At the time of this writing, a privately-funded study called the Rabies Challenge Fund is underway to change current vaccination laws by proving that the duration of immunity for the Rabies Vaccine is much longer than conventionally believed. Spearheaded by Kris Christine, Dr. Dodds, and Dr. Ron Schultz of the University of Wisconsin School of Veterinary Medicine, the aim is to extend the required interval for Rabies boosters from three years to five, and then seven years. The five-year study results will be available later in 2013, and the 7-year trial is underway, thanks to donations from private citizens around the world. Find out more at rabieschallengefund.org.
|Disease/vaccine||Description||Minimum duration of immunity (Based on challenge studies)|
|Canine Parvovirus (CPV-2)||Very contagious; attacks intestinal tracts, causing vomiting, diarrhea, fever, dehydration and often death; mortality rates can reach 100% in pups under one year. Mortality figures drop dramatically as the dog matures.||Minimum 7 years|
|Canine Distemper Virus (CDV)||Attacks the respiratory, GI and central nervous systems; pups up to six months most susceptible.

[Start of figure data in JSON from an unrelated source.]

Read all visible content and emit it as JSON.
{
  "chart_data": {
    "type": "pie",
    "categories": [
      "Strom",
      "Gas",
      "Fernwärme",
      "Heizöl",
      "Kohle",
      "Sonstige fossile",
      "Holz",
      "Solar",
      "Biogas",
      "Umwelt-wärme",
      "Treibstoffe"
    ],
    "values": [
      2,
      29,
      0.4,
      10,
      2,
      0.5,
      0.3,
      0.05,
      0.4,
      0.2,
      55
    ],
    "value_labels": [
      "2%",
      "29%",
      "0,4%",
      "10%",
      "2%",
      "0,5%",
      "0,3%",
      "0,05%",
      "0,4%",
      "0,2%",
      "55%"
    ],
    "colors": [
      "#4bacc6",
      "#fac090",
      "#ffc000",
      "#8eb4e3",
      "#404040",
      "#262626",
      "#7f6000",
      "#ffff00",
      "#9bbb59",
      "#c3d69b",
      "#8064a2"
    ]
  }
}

Easily destroyed by outside influences such as water, disinfectant and sunlight.
|5 – 7 years, and perhaps even longer. In fact, titers have indicated that dogs can be protected for nine to 15 years.|
|Rabies (RV)||Infects central nervous system, causing encephalitis and death.
Unlike Distemper and Parvo, Rabies can be transmitted from animals to humans, which is why Rabies Vaccines are required by law throughout North America.

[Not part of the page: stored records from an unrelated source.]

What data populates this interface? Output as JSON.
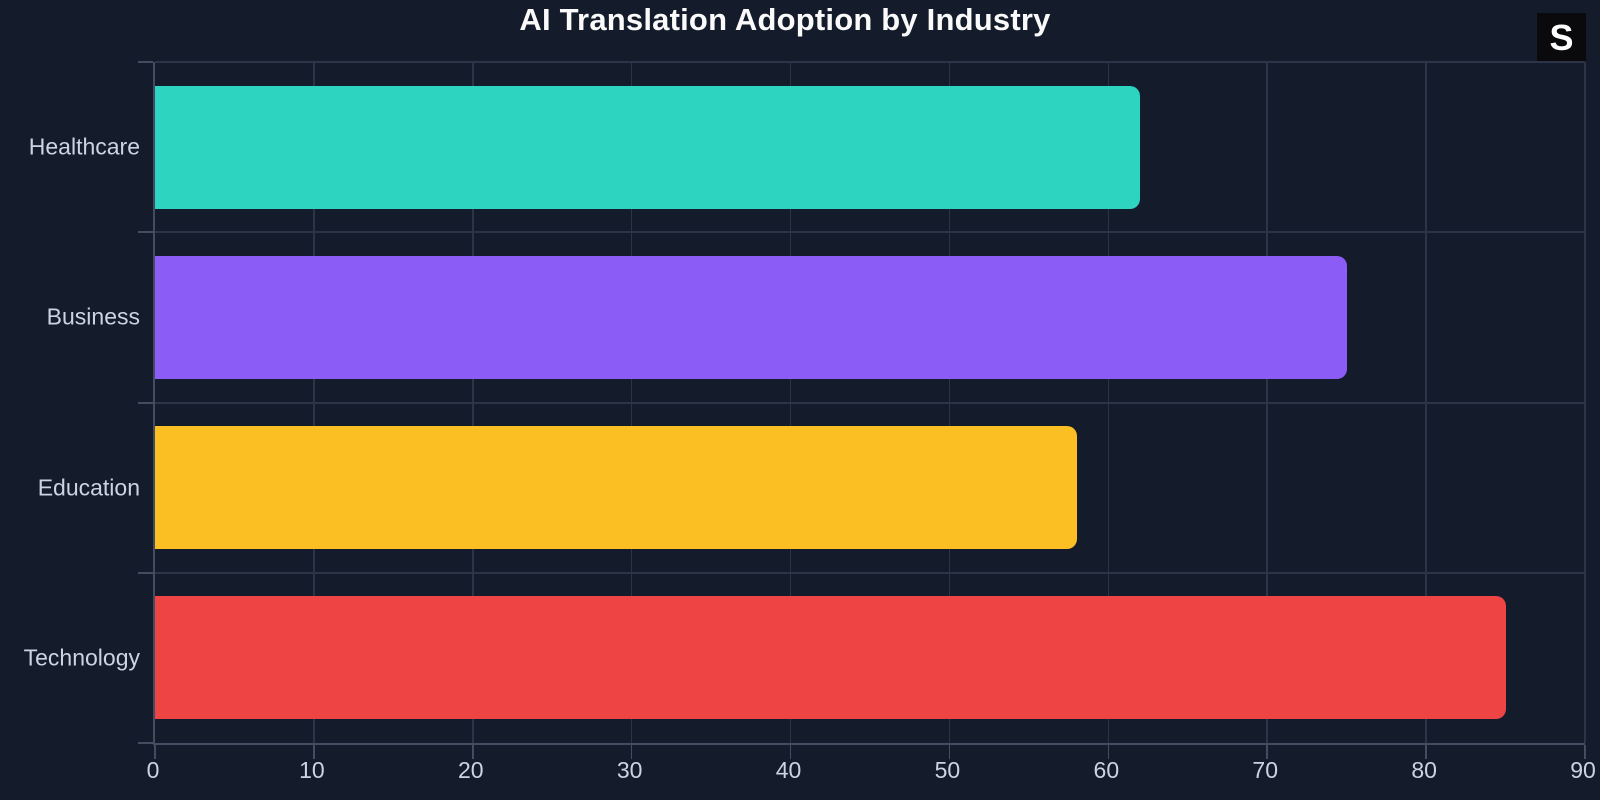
{
  "chart_data": {
    "type": "bar",
    "orientation": "horizontal",
    "title": "AI Translation Adoption by Industry",
    "categories": [
      "Healthcare",
      "Business",
      "Education",
      "Technology"
    ],
    "values": [
      62,
      75,
      58,
      85
    ],
    "bar_colors": [
      "#2dd4bf",
      "#8b5cf6",
      "#fbbf24",
      "#ef4444"
    ],
    "xlim": [
      0,
      90
    ],
    "x_ticks": [
      0,
      10,
      20,
      30,
      40,
      50,
      60,
      70,
      80,
      90
    ],
    "xlabel": "",
    "ylabel": "",
    "grid": true,
    "legend": false
  },
  "badge": {
    "label": "S"
  },
  "colors": {
    "background": "#141b2b",
    "title_text": "#fafafa",
    "axis_text": "#cbd5e1",
    "gridline": "#2c3547",
    "axis_line": "#434c60",
    "badge_bg": "#0a0a0c",
    "badge_text": "#ffffff"
  }
}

|Min. 3 years or according to law, or medical certificates should be obtained for animals showing adverse reactions to the vaccine.
|Canine Adenovirus-2 (CAV-2)||Includes CAV-1 (canine hepatitis) and CAV-2, a respiratory infection. Sometimes considered a core vaccine but creates an immunosuppressive effect in puppies since it is available only in a combination vaccine with parvovirus and distemper.
May consider it at over one year of age if available as a single dose.